Why People Need to Calm Down About Far Cry 5


As recently revealed last month, Far Cry 5 has been announced and it will take place in Montana. This is the first time the series takes place in the United States. While this may bring new life to the series, the aspect people are talking about is the most controversial aspect of the game. As you may or may not know, the main antagonist in Far Cry 5 is Joseph Seed, a cult leader leading a militant survivalist group with very extreme religious views.

On one hand, fans are excited to try out what seems to be a fresh take on the Far Cry formula being that it takes place in Montana. On the other hand, many fans and outside sources have criticized the game, feeling it is trying to be less of a video game and more of a political discussion by Ubisoft. Gamer United created a petition to cancel Far Cry 5 and that petition almost has enough signatures. While the petition is being criticized for its credibility, there still seem to be some dislike for the new setting. Is Far Cry 5 taking the controversial route? I would say yes but I would ask in return is that necessarily a bad thing? Is addressing controversial topics problematic in a video game?

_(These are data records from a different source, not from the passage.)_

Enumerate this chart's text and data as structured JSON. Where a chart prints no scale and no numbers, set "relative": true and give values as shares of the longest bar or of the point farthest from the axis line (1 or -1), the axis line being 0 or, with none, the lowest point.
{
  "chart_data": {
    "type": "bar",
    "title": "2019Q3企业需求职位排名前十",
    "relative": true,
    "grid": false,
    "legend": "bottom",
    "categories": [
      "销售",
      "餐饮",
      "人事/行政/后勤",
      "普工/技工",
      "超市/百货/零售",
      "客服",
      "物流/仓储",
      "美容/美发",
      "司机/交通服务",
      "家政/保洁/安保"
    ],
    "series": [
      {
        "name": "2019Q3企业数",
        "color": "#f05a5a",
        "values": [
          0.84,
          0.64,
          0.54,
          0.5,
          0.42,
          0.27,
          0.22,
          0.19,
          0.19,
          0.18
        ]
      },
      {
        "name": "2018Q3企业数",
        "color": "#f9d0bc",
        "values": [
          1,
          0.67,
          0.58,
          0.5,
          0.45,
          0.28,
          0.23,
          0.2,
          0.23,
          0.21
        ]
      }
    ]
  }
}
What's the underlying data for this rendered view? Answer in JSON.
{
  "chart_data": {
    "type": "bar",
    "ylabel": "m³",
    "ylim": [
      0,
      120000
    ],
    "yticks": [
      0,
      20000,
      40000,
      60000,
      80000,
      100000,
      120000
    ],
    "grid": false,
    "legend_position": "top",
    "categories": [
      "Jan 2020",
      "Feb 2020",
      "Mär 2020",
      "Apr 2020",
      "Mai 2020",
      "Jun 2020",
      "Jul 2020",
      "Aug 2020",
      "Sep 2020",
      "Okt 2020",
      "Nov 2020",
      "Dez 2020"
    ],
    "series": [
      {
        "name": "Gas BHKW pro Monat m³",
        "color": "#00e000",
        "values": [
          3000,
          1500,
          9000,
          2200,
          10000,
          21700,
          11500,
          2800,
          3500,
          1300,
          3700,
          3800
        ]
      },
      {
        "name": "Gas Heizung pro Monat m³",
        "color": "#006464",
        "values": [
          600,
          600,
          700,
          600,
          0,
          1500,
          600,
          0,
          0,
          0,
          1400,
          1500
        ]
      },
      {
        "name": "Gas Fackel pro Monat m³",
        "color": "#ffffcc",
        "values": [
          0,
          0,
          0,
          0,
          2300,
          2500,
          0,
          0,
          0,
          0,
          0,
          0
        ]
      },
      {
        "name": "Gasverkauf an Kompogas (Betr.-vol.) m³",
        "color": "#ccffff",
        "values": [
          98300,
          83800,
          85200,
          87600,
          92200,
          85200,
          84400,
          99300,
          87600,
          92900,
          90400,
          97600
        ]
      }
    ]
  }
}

First and foremost, we need to realize that Far Cry 5 is not even out yet. It releases February 27, 2018, so I assume that unless you have a time machine and traveled to the future, you probably have not played the final product. That means we do not know how politically focused the game will or won’t be or if it will even be any good. It may turn out that Far Cry 5 tries to juggle multiple issues at once and ultimately fails to resonate with the player. There is also a chance that Ubisoft adds credible points to the discussion we have in the United States today with Far Cry 5.

Video games in many ways are an art form, and in most pieces of art, the artist creates something that represents something of personal value. They hope to have the viewer feel an emotion that they will go on to talk about. In today’s day and age, a lot of art forms have become more political. Whether you agree or disagree is up to your own beliefs and opinion. Far Cry 5 is an example of interpretation. At the end of the day, if you buy this game, you are buying it for the game and for the fun that you will hopefully have. Whether or not the game has something to say should not automatically discourage you from at least giving the game a chance.Image result for far cry 5For the past couple of entries, the Far Cry series has been criticized by many for the lack of differentiating between each of the games. People praised Far Cry 3 when it first came out but when Far Cry 4 came out, people complained about it just being Far Cry 3.5 in the Himalayas. The same can be same about Far Cry Primal, where you have the same outpost and tower structure that has become a staple for each entries in the series. Is it fair to assume these components will be in Far Cry 5? Possibly, but we will not know for sure until we play the game. It might be completely different than most of the games in the series but could also be the same formula that has started to divide a lot of the fan base. The evolution of the series should be what we discuss for now and not the political aspect that may be in the newest Far Cry game.

Regardless for Far Cry 5, it will continue to be a topic for debate in the mainstream media. Even if it does turn out to tell a great story with engaging characters all wrapped in smooth gameplay mechanics, Far Cry 5 will still be discussed only because of its political stances. Video games have always been associated with violent behavior and was a topic of debate during the aftermath of the horrific Sandy Hook school shooting. While some video games may not always be a good influence to some children, blaming every single act of violence or saying how video games are bad for you only shows how biased you are against the medium. It is a shame that a video game with something to say only gets represented with its politics and not how the game actually turns out to be. Both of these features are equally important and deserve to be highlighted. One without the other could possibly harm the final version of the product which no one really wants.

Ubisoft is making a bold move setting the next game in the United States and making the villains white extremists, but why should they be criticized? Developers should take risks when it comes to developing their video games. Again, we will not know how Far Cry 5 will turn out until February of next year so until then why criticize? Everyone should have the right to voice their opinion and not feel afraid to be censored or shunned. Criticism can be very helpful and can lead to good discussions. However, criticism that leads to censorship defeats any point about having the right of free speech. No matter what you think about the views that may be expressed expressed in the game compared to your own political stances, Far Cry 5 should not be viewed as a propaganda piece that Ubisoft is trying to force on us but rather as an open world experience in the long running franchise that has some topics that are waiting to be discussed. There is nothing wrong with hearing a different opinion that might contradict your own and until February of next year, let Far Cry 5 be the game Ubisoft is developing it to be and not the game that many people already assume it will be.


  1. You play a video game to escape the real world. You don’t desire to be preached to constantly.

  2. Should be noted that shown game art assets show African American men who are in this cult. While the baddies will be predominanely white, they will not be SOLEY white (or even male for that matter, as another art asset shows a woman trying to attack the dog Boomer).